Larry McCord

Larry McCord has been a member of the Washington University in St. Louis community for over 30 years, first as an undergraduate majoring in Applied Mathematics and Computer Science and then as a graduate student, earning his Master’s degree in 1977. Following years of volunteer work coaching over 70 youth track teams and leading Boy Scouts, Larry launched a very successful, award-winning, nonprofit organization.

Larry founded CHADS Coalition for Mental Health in memory of his son Chad, who the world lost to suicide in 2004. Chad’s wish was to stand in front of an assembly at high school and say, “Hi, my name is Chad McCord and I suffer from depression.” Chad had said, “If I had cancer, students would rally around me and make posters and give me a hero’s welcome when I came back to school.” As Chad underwent his treatment, he vowed that after he got better, he wanted to make a difference in peoples’ lives by bringing mental illness out of the closet. In 2005, Larry and his wife, Marian, founded CHADS Coalition to be Chad’s voice. Its mission is to advance the knowledge and prevention of adolescent depression and suicide through awareness, education, family support and research.

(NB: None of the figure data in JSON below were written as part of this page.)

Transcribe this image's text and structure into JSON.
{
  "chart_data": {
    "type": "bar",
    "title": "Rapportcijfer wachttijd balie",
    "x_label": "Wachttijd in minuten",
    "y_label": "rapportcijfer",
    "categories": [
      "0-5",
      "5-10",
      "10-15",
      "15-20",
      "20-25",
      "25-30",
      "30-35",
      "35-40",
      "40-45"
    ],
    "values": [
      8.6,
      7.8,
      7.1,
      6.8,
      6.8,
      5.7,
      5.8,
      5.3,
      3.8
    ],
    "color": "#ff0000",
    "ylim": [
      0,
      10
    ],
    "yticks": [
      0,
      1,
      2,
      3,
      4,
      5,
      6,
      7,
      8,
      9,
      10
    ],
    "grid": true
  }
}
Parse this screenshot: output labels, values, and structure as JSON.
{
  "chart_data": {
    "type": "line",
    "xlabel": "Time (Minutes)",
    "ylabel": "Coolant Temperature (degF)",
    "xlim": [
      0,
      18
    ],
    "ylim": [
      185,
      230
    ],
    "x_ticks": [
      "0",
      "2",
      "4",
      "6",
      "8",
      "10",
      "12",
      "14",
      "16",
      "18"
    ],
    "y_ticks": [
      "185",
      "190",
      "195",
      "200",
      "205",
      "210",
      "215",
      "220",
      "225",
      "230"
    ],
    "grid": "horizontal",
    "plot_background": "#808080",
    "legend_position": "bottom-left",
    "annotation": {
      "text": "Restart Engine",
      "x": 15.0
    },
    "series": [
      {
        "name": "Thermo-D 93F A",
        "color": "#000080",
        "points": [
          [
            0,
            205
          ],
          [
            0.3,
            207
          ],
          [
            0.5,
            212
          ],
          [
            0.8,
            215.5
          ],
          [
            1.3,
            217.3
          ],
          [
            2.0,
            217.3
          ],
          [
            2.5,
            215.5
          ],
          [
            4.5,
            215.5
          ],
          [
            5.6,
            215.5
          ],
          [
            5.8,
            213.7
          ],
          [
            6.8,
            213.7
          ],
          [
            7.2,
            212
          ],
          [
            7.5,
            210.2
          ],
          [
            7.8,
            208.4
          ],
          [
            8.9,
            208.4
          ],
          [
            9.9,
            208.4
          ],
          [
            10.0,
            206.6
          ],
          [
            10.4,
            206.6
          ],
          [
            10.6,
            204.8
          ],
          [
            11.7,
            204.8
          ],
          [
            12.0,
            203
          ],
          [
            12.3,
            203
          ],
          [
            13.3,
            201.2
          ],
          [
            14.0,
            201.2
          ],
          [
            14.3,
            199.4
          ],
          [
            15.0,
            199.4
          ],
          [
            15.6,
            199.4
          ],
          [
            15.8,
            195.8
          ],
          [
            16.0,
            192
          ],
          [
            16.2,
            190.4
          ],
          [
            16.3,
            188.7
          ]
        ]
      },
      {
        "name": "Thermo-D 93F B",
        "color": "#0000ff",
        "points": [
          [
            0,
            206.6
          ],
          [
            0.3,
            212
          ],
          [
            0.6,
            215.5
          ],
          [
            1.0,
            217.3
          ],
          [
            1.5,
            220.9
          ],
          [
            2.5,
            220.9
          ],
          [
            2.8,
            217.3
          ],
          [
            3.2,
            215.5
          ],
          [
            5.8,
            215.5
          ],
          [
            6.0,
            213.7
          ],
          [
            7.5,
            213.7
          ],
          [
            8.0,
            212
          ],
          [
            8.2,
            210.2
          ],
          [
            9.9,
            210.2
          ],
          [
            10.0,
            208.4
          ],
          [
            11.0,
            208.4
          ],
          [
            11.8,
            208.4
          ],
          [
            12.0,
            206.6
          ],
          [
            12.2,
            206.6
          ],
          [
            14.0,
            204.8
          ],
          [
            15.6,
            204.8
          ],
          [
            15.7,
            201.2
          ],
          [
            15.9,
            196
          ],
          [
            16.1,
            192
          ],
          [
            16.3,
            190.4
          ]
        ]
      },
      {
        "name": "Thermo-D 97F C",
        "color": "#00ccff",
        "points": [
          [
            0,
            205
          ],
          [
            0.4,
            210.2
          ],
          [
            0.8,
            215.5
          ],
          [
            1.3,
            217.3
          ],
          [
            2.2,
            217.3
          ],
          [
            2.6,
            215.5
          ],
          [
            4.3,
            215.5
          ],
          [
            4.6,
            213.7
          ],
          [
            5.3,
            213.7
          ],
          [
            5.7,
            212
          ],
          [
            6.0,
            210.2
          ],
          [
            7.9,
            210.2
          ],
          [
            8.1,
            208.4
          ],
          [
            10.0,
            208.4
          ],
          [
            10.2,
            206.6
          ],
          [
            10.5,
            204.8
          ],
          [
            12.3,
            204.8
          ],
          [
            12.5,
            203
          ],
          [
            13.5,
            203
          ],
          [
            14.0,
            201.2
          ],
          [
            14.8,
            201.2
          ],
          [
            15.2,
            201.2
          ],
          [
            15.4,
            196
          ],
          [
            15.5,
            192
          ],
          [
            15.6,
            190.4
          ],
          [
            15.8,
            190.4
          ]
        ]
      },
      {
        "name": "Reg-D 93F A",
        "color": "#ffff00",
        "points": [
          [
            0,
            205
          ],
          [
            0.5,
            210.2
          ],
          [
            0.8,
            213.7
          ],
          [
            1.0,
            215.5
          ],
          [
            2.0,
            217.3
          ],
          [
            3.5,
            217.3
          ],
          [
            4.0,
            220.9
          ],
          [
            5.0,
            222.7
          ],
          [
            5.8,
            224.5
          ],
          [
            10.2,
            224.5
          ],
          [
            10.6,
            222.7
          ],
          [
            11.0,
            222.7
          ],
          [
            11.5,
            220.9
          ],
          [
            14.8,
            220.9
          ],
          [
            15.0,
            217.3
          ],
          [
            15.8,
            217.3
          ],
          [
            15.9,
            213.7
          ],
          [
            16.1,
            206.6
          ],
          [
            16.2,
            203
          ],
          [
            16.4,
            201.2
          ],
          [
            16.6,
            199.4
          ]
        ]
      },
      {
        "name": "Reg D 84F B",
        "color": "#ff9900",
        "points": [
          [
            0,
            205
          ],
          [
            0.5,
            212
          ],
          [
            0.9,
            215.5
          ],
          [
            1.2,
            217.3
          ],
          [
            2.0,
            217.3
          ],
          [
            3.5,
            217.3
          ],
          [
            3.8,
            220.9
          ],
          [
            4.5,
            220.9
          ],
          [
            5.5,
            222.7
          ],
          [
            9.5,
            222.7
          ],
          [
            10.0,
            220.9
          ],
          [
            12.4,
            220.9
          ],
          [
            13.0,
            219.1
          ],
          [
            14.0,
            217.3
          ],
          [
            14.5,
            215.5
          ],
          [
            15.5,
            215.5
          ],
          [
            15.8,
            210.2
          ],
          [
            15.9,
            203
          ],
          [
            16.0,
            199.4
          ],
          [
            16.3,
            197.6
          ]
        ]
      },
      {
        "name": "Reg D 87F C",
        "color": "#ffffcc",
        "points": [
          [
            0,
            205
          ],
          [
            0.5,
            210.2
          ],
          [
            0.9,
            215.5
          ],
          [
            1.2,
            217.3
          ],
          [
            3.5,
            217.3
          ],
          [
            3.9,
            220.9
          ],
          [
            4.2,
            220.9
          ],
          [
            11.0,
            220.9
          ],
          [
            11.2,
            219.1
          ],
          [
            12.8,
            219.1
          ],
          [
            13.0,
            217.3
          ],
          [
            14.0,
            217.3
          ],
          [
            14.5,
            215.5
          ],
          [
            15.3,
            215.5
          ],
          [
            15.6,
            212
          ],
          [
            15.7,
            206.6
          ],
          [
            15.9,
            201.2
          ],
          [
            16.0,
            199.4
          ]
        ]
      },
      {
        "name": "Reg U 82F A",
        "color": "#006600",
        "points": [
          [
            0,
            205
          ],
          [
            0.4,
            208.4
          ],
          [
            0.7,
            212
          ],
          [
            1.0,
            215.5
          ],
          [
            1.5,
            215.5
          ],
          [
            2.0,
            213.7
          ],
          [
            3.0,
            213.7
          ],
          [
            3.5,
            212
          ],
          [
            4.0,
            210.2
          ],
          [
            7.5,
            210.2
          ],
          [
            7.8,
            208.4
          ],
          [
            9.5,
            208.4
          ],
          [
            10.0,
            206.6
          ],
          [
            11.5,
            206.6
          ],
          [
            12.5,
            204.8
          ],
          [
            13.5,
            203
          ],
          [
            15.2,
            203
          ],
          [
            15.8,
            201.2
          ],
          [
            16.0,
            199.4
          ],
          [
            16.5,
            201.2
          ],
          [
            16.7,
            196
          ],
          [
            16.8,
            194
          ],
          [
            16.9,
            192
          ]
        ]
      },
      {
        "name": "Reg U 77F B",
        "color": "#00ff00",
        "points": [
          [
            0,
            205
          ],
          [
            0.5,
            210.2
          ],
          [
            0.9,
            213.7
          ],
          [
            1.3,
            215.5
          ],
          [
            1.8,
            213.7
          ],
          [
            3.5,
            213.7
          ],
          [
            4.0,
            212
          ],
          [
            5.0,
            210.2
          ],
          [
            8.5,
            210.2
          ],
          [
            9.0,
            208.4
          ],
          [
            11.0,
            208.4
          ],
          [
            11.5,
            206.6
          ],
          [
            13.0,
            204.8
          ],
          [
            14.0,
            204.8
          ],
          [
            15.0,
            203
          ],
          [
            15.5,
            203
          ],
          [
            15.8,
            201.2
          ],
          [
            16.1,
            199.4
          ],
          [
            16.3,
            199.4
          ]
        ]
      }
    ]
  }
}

Suicide is the third leading cause of death for adolescents and young adults (ages 15-24), and each year in St. Louis, 30 of these youth commit suicide. CHADS is a beacon of hope that someday this number will decrease significantly and other families will not have to experience the same pain as Larry and his family. According to Larry’s nominators, his “selfless compassion for and dedication to families struggling with this issue is exemplary.”

Over 220 schools and community health organizations across Missouri and Southern Illinois are taking proactive measure against depression and suicide in children, thanks to efforts by CHADS Coalition through the tireless efforts of its staff and volunteers. CHADS has also raised over half a million dollars to fund five research projects, 18 summer fellowships and a senior investigator for five years. In Larry’s words, “When Chad died we had a choice to get bitter or get better. A child’s suicide will turn most families dysfunctional. Due mainly to Marian’s efforts, I am very proud to say we got better.”